Quest’ultimo aspetto merita di essere approfondito. Dietro a crac come quello della Parmalat, al di là, lo ripetiamo, di comportamenti eticamente sanzionabili, c’è il grosso problema della corrispondenza tra economia reale e finanza. Fino all’inverno 2001 la Enron era considerata dalle riviste specializzate una delle società meglio gestite. Segno che ormai tra gestione economica e vita finanziaria c’è un divario che sempre maggiormente non si riesce a colmare. La cosa è dimostrata anche dal fatto che le grandi corporations sono sempre più in mano ai manager. L’identità tra proprietà e management per le grandi società non esiste più ormai da decenni, tuttavia la situazione attuale di tanti micro-azionisti e dell’enorme potere dei manager è un problema cui mettere mano. Non solo il potere ma anche gli utili ormai sono passati dagli azionisti ai manager. Anche per alcuni altri problemi a esso conseguenti.

Per esempio i molteplici casi di conflitto di interessi: tra chi fa l’analisi di mercato per quella certa azienda e contemporaneamente siede nel suo consiglio di amministrazione; tra chi deve collocare sul mercato le obbligazioni di quella società e contemporaneamente ne è il massimo creditore e siede nel consiglio di amministrazione. L’indipendenza dei consigli di amministrazione, o almeno della loro maggioranza, è un principio da difendere.

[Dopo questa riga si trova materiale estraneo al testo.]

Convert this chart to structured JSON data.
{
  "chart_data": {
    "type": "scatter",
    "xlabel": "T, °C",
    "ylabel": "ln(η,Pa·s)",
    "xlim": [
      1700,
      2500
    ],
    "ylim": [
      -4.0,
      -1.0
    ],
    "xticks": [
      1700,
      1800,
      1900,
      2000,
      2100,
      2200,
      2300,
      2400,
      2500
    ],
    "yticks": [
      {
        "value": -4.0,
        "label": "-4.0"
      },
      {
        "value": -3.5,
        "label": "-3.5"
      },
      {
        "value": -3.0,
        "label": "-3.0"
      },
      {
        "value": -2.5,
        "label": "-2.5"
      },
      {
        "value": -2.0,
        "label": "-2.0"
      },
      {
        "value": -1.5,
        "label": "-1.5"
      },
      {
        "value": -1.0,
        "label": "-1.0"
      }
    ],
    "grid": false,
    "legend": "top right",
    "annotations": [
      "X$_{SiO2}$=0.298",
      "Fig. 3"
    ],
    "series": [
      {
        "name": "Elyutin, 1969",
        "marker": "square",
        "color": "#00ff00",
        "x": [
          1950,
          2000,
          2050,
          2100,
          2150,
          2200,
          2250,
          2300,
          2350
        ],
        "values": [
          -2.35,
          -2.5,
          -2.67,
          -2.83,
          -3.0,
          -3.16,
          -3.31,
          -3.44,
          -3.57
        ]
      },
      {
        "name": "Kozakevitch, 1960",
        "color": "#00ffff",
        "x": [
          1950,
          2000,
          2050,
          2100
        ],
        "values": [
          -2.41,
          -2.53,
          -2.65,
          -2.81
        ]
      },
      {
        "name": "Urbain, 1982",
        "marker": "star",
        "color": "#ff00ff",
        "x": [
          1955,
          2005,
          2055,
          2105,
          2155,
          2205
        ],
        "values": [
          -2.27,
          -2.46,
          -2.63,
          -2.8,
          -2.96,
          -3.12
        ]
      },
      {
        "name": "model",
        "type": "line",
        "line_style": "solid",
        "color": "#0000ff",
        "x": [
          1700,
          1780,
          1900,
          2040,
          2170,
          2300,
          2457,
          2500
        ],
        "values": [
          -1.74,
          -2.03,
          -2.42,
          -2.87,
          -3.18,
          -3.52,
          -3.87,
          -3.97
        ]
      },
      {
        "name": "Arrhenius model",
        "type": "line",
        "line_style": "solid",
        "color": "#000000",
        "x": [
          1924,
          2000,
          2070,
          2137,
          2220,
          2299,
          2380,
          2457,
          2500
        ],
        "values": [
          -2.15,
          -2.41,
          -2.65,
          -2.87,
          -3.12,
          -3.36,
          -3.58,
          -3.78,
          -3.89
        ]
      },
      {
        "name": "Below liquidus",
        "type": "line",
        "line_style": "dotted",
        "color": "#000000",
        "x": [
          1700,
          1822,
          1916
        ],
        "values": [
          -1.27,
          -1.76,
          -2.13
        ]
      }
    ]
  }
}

Questo intreccio impedisce spesso la circolazione delle informazioni. La cosa sembra assolutamente paradossale, date le numerose testate specializzate, le società di rating, gli organi di controllo interni ed esterni alle società. Di fatto gli azionisti Parmalat sono venuti a sapere della situazione solo il 19 dicembre, quando le enormi difficoltà erano già note da almeno dieci giorni. Le obbligazioni Cirio continuavano ad essere collocate sul mercato dalle banche quando la difficoltà della società era già conosciuta.

L’affare Parmalat, in altre parole, ripropone tutti i maggiori quesiti relativi oggi all’etica della finanza. Occorre però sempre tenere presente che queste problematiche si affrontano su due piani: quello delle strutture e delle leggi e quello della responsabilità personale. C’è bisogno di controlli più efficaci, di adeguare i controlli alla dimensione globale in cui ormai si muove la finanza, bisogna prevedere obblighi di fornire informazioni al pubblico e altre iniziative. Ma c’è bisogno anche di Business Ethics, di un’etica della finanza incarnata negli operatori stessi.